Les dirigeants des pays de l’OTAN s’accordent sur une augmentation des dépenses de défense à 5 %

Les dirigeants des pays de l’OTAN s’accordent sur une augmentation des dépenses de défense à 5 %
Ananthu C U
25 juin 2025, 15:00 PM
  • Les alliés de l’OTAN s’engagent à porter leurs dépenses de défense à 5 % du PIB, en réponse aux menaces croissantes de la Russie.
  • Le sommet visait à maintenir l’engagement du président américain Trump avec l’alliance malgré ses critiques passées.
  • Les nouveaux objectifs de dépenses, qui pourraient libérer des milliards de dollars, se heurtent à des obstacles financiers pour certains pays européens.

Les dirigeants de l’Organisation du traité de l’Atlantique Nord (OTAN) ont convenu à l’unanimité d’augmenter considérablement les dépenses de défense à 5 % de leur produit intérieur brut (PIB) lors du sommet de La Haye.

Cette décision historique, qui intervient dans un contexte de Russie de plus en plus belliqueuse, a également vu les 32 membres de l’alliance renouveler leur engagement à toute épreuve en faveur de la défense mutuelle, signalant un front uni contre les menaces à la sécurité mondiale en constante évolution.

La décision représente un triomphe majeur pour le président américain Donald Trump, qui a vivement critiqué les alliés européens pour leur sous-investissement perçu en matière de sécurité.

Le sommet lui-même a été largement dominé par les efforts visant à assurer la poursuite de l’engagement des États-Unis avec l’alliance transatlantique, une préoccupation cruciale compte tenu des craintes croissantes que les États-Unis ne réduisent leur présence militaire en Europe.

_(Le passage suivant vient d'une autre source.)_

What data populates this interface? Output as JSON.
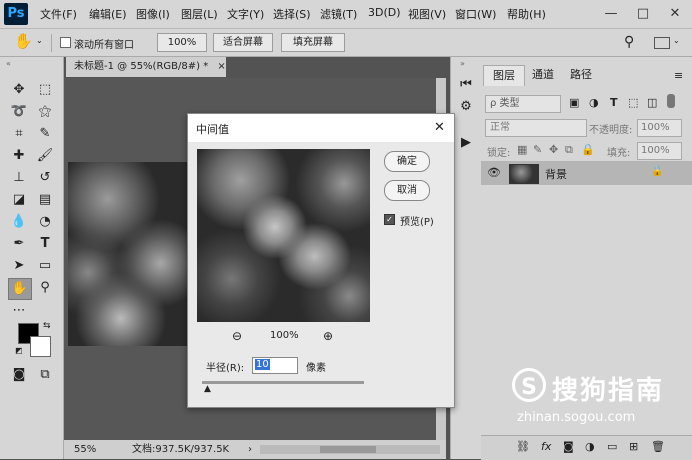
{
  "app": {
    "logo": "Ps"
  },
  "menu": [
    "文件(F)",
    "编辑(E)",
    "图像(I)",
    "图层(L)",
    "文字(Y)",
    "选择(S)",
    "滤镜(T)",
    "3D(D)",
    "视图(V)",
    "窗口(W)",
    "帮助(H)"
  ],
  "window_controls": {
    "minimize": "—",
    "maximize": "□",
    "close": "✕"
  },
  "options": {
    "scroll_all_label": "滚动所有窗口",
    "zoom_100": "100%",
    "fit_screen": "适合屏幕",
    "fill_screen": "填充屏幕"
  },
  "document": {
    "tab_title": "未标题-1 @ 55%(RGB/8#) *",
    "tab_close": "×",
    "zoom": "55%",
    "doc_size": "文档:937.5K/937.5K"
  },
  "dialog": {
    "title": "中间值",
    "close": "✕",
    "ok": "确定",
    "cancel": "取消",
    "preview_label": "预览(P)",
    "preview_checked": true,
    "zoom_level": "100%",
    "radius_label": "半径(R):",
    "radius_value": "10",
    "radius_unit": "像素"
  },
  "layers_panel": {
    "tabs": [
      "图层",
      "通道",
      "路径"
    ],
    "filter_kind": "ρ 类型",
    "blend_mode": "正常",
    "opacity_label": "不透明度:",
    "opacity_value": "100%",
    "lock_label": "锁定:",
    "fill_label": "填充:",
    "fill_value": "100%",
    "layer_name": "背景"
  },
  "watermark": {
    "brand": "搜狗指南",
    "url": "zhinan.sogou.com"
  }
}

Dans le même temps, les alliés de l’Ukraine sont aux prises avec le défi de mettre en place une réponse efficace à la guerre en cours de la Russie dans le pays, qui en est à sa quatrième année.

Le secrétaire général de l’OTAN, Mark Rutte, a récemment suggéré que le Kremlin pourrait être en mesure d’envisager une attaque contre l’alliance dans les cinq ans, soulignant l’urgence de ces décisions.

Répondre aux préoccupations croissantes en matière de sécurité

Le nouvel objectif de dépenses de défense marque une augmentation substantielle par rapport à l’objectif actuel de 2 % du PIB.

Cette escalade ambitieuse, détaillée dans la déclaration, est une réponse directe aux « menaces et défis profonds en matière de sécurité, en particulier la menace à long terme posée par la Russie pour la sécurité euro-atlantique et la menace persistante du terrorisme ».

La déclaration a également réaffirmé le soutien de l’OTAN à l’Ukraine, tout en omettant la déclaration de l’année dernière selon laquelle l’avenir du pays se trouve au sein de l’alliance.

Surmonter les obstacles financiers et la mise en œuvre

Le nouvel objectif, divisé en 3,5 % pour les dépenses de défense de base et 1,5 % supplémentaires pour les investissements connexes tels que les infrastructures et la cybersécurité, est l’aboutissement de mois de pressions persistantes de la part du secrétaire général Rutte.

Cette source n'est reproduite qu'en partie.